Routing Configuration
TokenHub's routing engine uses a multi-objective scoring function to select the best model for each request. Administrators can configure the default routing behavior that applies when clients don't specify a policy.
Default Routing Settings
View Current Defaults
curl http://localhost:8080/admin/v1/routing-config
Response:
{
"default_mode": "normal",
"default_max_budget_usd": 0.05,
"default_max_latency_ms": 20000
}
Update Defaults
curl -X PUT http://localhost:8080/admin/v1/routing-config \
-H "Content-Type: application/json" \
-d '{
"default_mode": "normal",
"default_max_budget_usd": 0.10,
"default_max_latency_ms": 30000
}'
| Field | Type | Range | Description |
|---|---|---|---|
default_mode | string | See below | Default routing mode |
default_max_budget_usd | float | 0-100 | Default cost ceiling per request |
default_max_latency_ms | int | 0-300000 | Default latency ceiling |
Changes take effect immediately for new requests and are persisted to the database.
Routing Modes
Each mode applies different weights to the four scoring objectives:
| Mode | Cost | Latency | Failure Rate | Capability | Use Case |
|---|---|---|---|---|---|
cheap | 0.7 | 0.1 | 0.1 | 0.1 | Minimize costs for simple tasks |
normal | 0.25 | 0.25 | 0.25 | 0.25 | Balanced operation |
high_confidence | 0.05 | 0.1 | 0.15 | 0.7 | Complex tasks needing strong models |
planning | 0.1 | 0.1 | 0.2 | 0.6 | Multi-step reasoning tasks |
adversarial | 0.1 | 0.1 | 0.2 | 0.6 | Adversarial orchestration |
thompson | — | — | — | — | Adaptive RL-based selection |
How Scoring Works
For modes other than thompson, the scoring formula is:
score = (cost_norm × w_cost) + (latency_norm × w_latency) + (failure_norm × w_failure) - (weight × w_capability)
Where:
cost_norm: Estimated cost normalized to 0-1 rangelatency_norm: Average latency normalized to 0-1 rangefailure_norm: Error rate from health trackerweight: Model capability weight (0-10)w_*: Mode-specific weights from the table above
Lower score = better model. Models are sorted by score and tried in order.
Thompson Sampling
The thompson mode uses a contextual bandit approach:
- Each (model, token_bucket) pair maintains Beta distribution parameters (alpha, beta)
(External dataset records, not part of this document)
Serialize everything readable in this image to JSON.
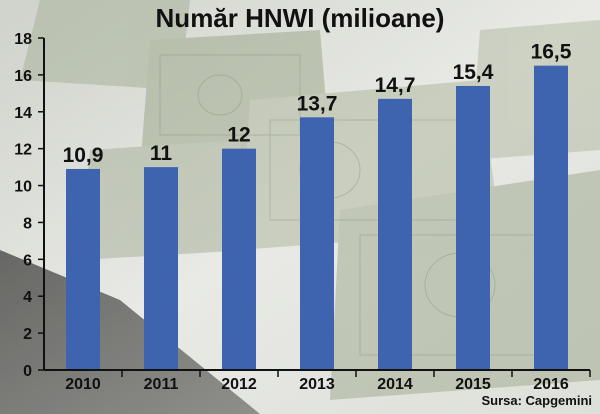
{
  "chart_data": {
    "type": "bar",
    "title": "Număr HNWI (milioane)",
    "categories": [
      "2010",
      "2011",
      "2012",
      "2013",
      "2014",
      "2015",
      "2016"
    ],
    "values": [
      10.9,
      11,
      12,
      13.7,
      14.7,
      15.4,
      16.5
    ],
    "value_labels": [
      "10,9",
      "11",
      "12",
      "13,7",
      "14,7",
      "15,4",
      "16,5"
    ],
    "yticks": [
      "0",
      "2",
      "4",
      "6",
      "8",
      "10",
      "12",
      "14",
      "16",
      "18"
    ],
    "ylim": [
      0,
      18
    ],
    "grid": false,
    "bar_color": "#3e64b0",
    "source": "Sursa: Capgemini"
  }
}
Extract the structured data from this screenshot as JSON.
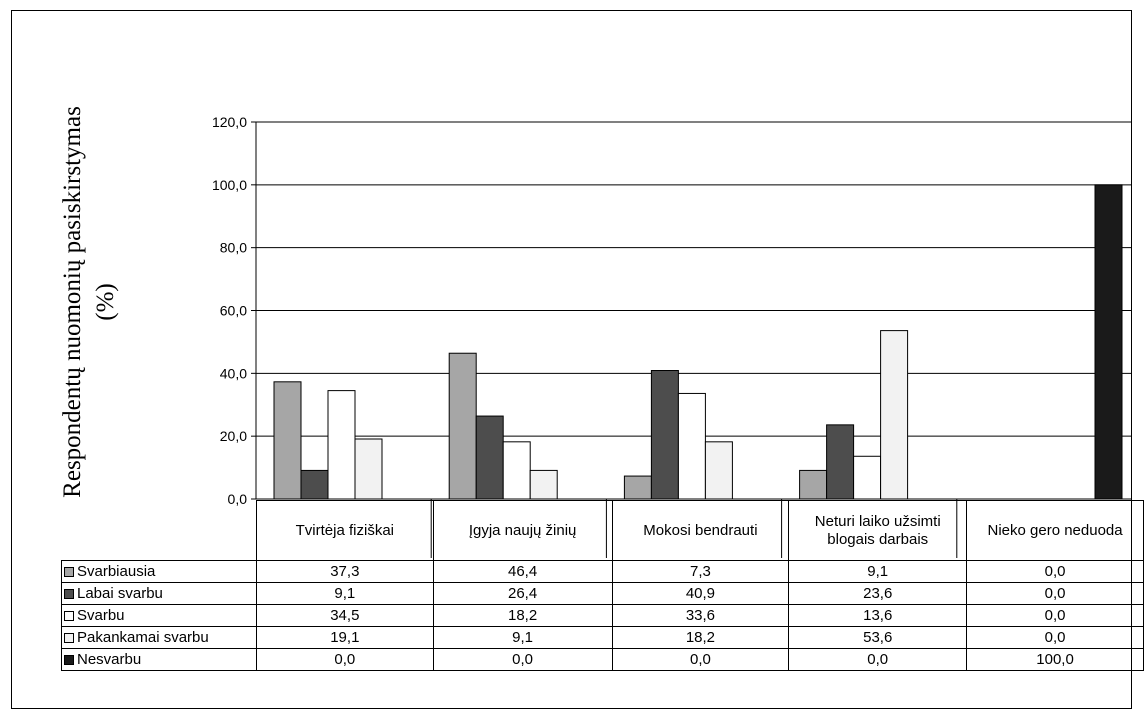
{
  "chart_data": {
    "type": "bar",
    "title": "",
    "ylabel": "Respondentų nuomonių pasiskirstymas (%)",
    "xlabel": "",
    "ylim": [
      0,
      120
    ],
    "yticks": [
      "0,0",
      "20,0",
      "40,0",
      "60,0",
      "80,0",
      "100,0",
      "120,0"
    ],
    "grid": true,
    "legend": "data-table-below",
    "categories": [
      "Tvirtėja fiziškai",
      "Įgyja naujų žinių",
      "Mokosi bendrauti",
      "Neturi laiko užsimti blogais darbais",
      "Nieko gero neduoda"
    ],
    "series": [
      {
        "name": "Svarbiausia",
        "color": "#a6a6a6",
        "values": [
          37.3,
          46.4,
          7.3,
          9.1,
          0.0
        ],
        "labels": [
          "37,3",
          "46,4",
          "7,3",
          "9,1",
          "0,0"
        ]
      },
      {
        "name": "Labai svarbu",
        "color": "#4d4d4d",
        "values": [
          9.1,
          26.4,
          40.9,
          23.6,
          0.0
        ],
        "labels": [
          "9,1",
          "26,4",
          "40,9",
          "23,6",
          "0,0"
        ]
      },
      {
        "name": "Svarbu",
        "color": "#ffffff",
        "values": [
          34.5,
          18.2,
          33.6,
          13.6,
          0.0
        ],
        "labels": [
          "34,5",
          "18,2",
          "33,6",
          "13,6",
          "0,0"
        ]
      },
      {
        "name": "Pakankamai svarbu",
        "color": "#f2f2f2",
        "values": [
          19.1,
          9.1,
          18.2,
          53.6,
          0.0
        ],
        "labels": [
          "19,1",
          "9,1",
          "18,2",
          "53,6",
          "0,0"
        ]
      },
      {
        "name": "Nesvarbu",
        "color": "#1a1a1a",
        "values": [
          0.0,
          0.0,
          0.0,
          0.0,
          100.0
        ],
        "labels": [
          "0,0",
          "0,0",
          "0,0",
          "0,0",
          "100,0"
        ]
      }
    ]
  }
}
- For each request, a reward value is sampled from each model's Beta distribution
- Models are sorted by sampled reward (highest first)
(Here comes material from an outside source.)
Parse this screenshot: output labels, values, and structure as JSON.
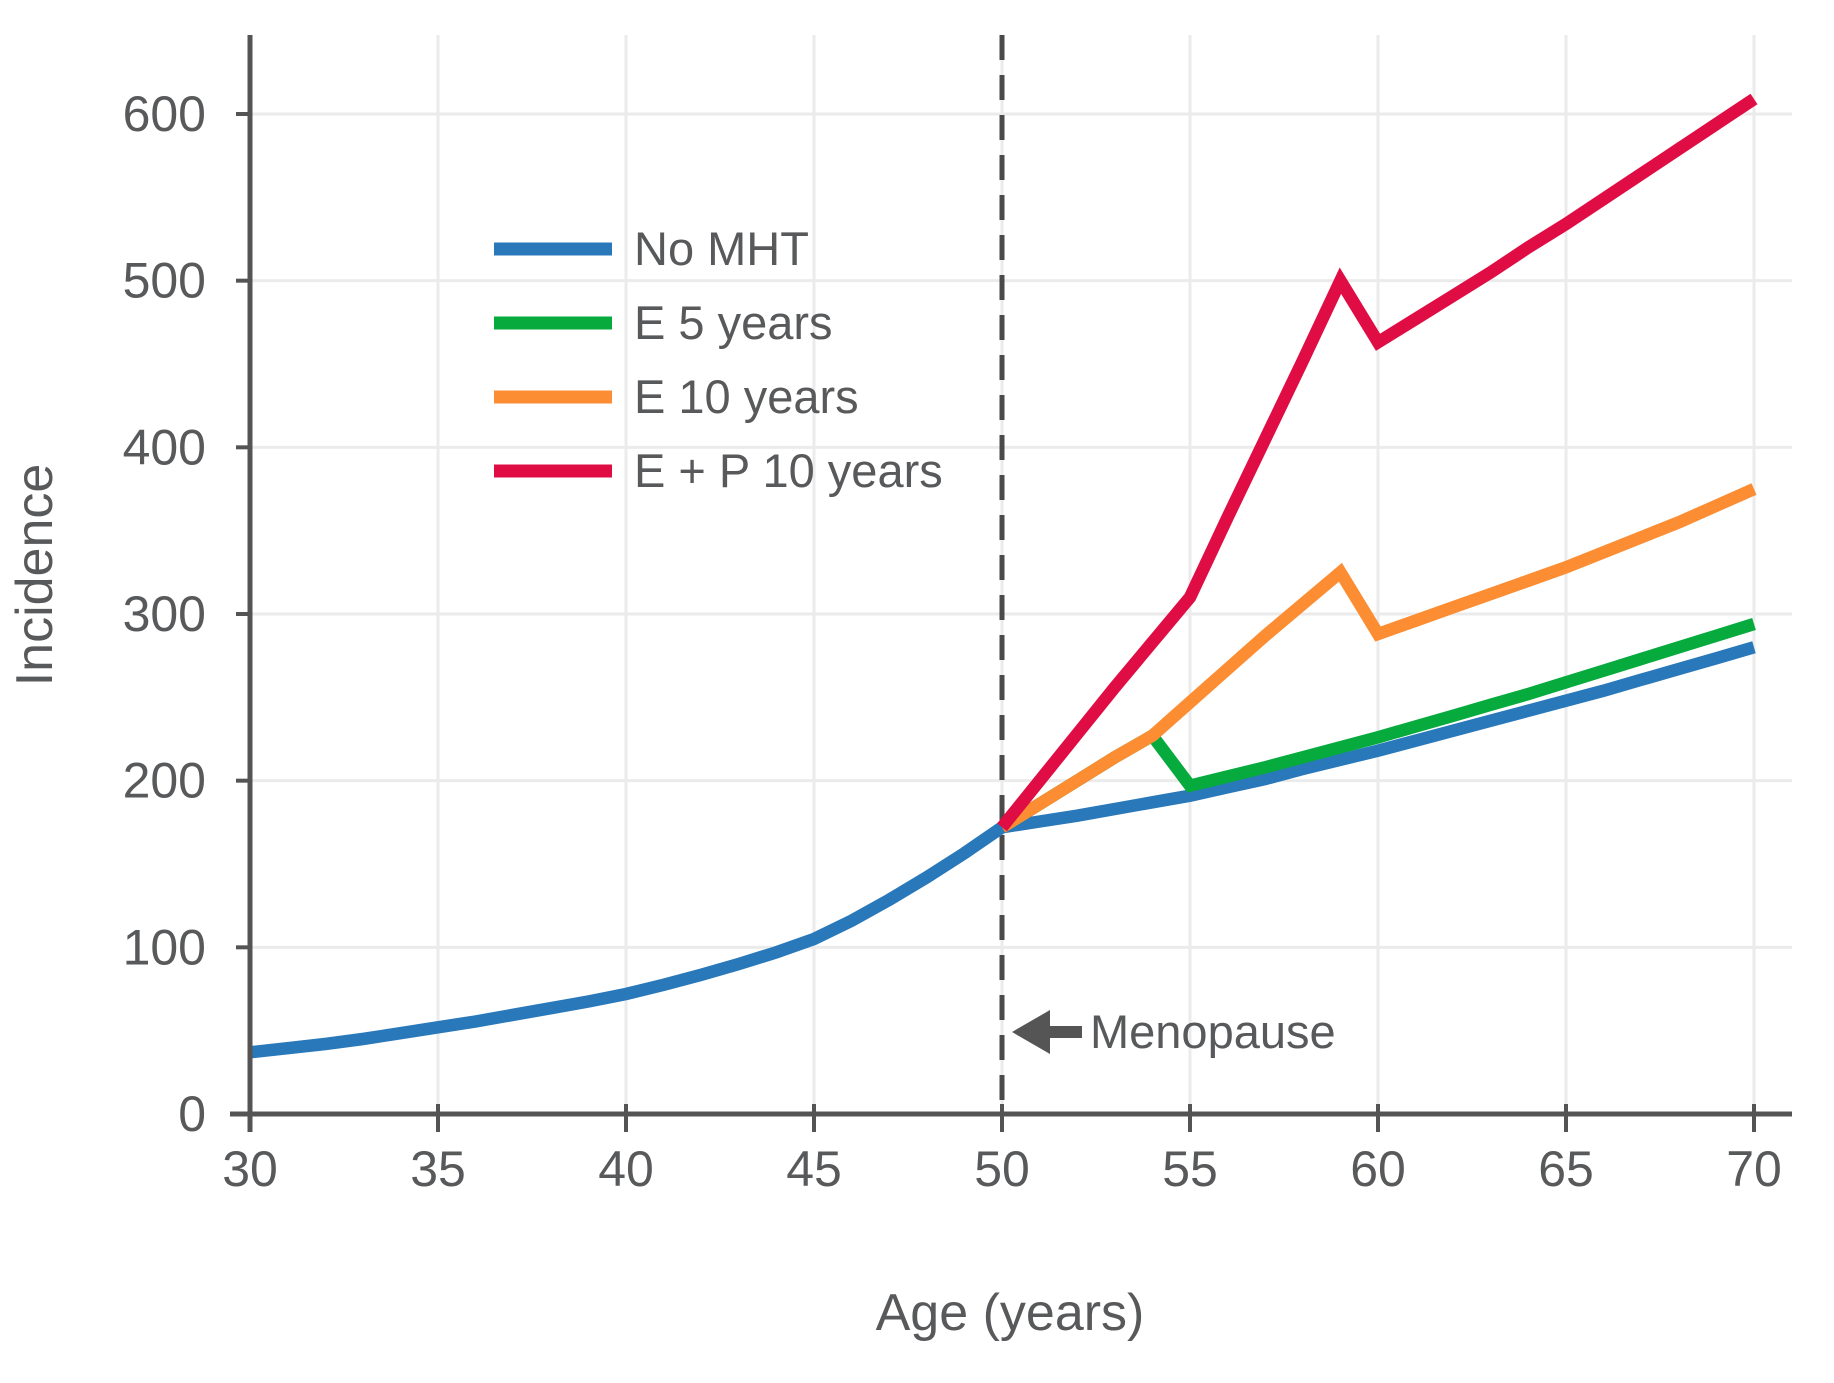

- Parameters are updated periodically from historical reward data
This approach automatically adapts to changing model performance over time.
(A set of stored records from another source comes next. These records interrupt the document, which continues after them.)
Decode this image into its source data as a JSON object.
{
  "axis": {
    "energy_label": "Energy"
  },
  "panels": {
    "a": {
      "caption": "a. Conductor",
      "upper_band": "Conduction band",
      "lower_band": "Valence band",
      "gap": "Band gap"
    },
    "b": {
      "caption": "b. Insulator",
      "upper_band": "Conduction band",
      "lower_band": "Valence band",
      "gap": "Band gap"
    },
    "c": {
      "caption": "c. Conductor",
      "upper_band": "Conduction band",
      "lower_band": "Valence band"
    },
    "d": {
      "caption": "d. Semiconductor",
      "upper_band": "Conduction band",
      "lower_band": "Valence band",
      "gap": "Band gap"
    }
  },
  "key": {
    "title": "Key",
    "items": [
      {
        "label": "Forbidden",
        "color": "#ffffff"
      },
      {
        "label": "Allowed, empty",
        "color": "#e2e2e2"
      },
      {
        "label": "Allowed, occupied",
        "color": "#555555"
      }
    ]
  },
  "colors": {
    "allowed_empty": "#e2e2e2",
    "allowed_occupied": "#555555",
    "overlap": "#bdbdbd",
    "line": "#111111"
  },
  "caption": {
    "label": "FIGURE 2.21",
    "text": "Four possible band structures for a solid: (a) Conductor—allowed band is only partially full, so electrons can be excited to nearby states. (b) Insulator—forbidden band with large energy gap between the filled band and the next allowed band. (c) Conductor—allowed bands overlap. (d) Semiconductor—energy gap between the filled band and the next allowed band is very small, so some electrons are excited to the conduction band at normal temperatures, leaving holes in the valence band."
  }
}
Model Eligibility Filtering
Before scoring, the router filters models:
- Enabled: Model must be enabled
- Minimum weight: Must meet the request's
min_weightthreshold - Context capacity: Must have enough context window (with 15% headroom)
- Provider health: Provider must not be in the "down" state
- Budget: Estimated cost must be within
max_budget_usd
If no models pass filtering, the request fails with a 502 error.
Escalation and Failover
When a provider call fails, the router uses the error classification to decide what to do:
| Error Class | Action |
|---|---|
context_overflow | Find a model with a larger context window |
rate_limited | Skip to the next provider; honor Retry-After header |
transient (5xx) | Retry with exponential backoff (100ms base, 2 retries) |
fatal (4xx) | Try the next model in scored order |
The router tries up to 5 models before giving up.
Runtime Model Registry
View the current in-memory model registry and registered adapters:
curl http://localhost:8080/admin/v1/engine/models
Response:
{
"models": [
{
"id": "gpt-4",
"provider_id": "openai",
"weight": 8,
"max_context_tokens": 128000,
"input_per_1k": 0.01,
"output_per_1k": 0.03,
"enabled": true
}
],
"adapters": ["openai", "anthropic", "vllm"]
}
Audit Trail
Routing configuration changes are logged as routing-config.update in the audit trail.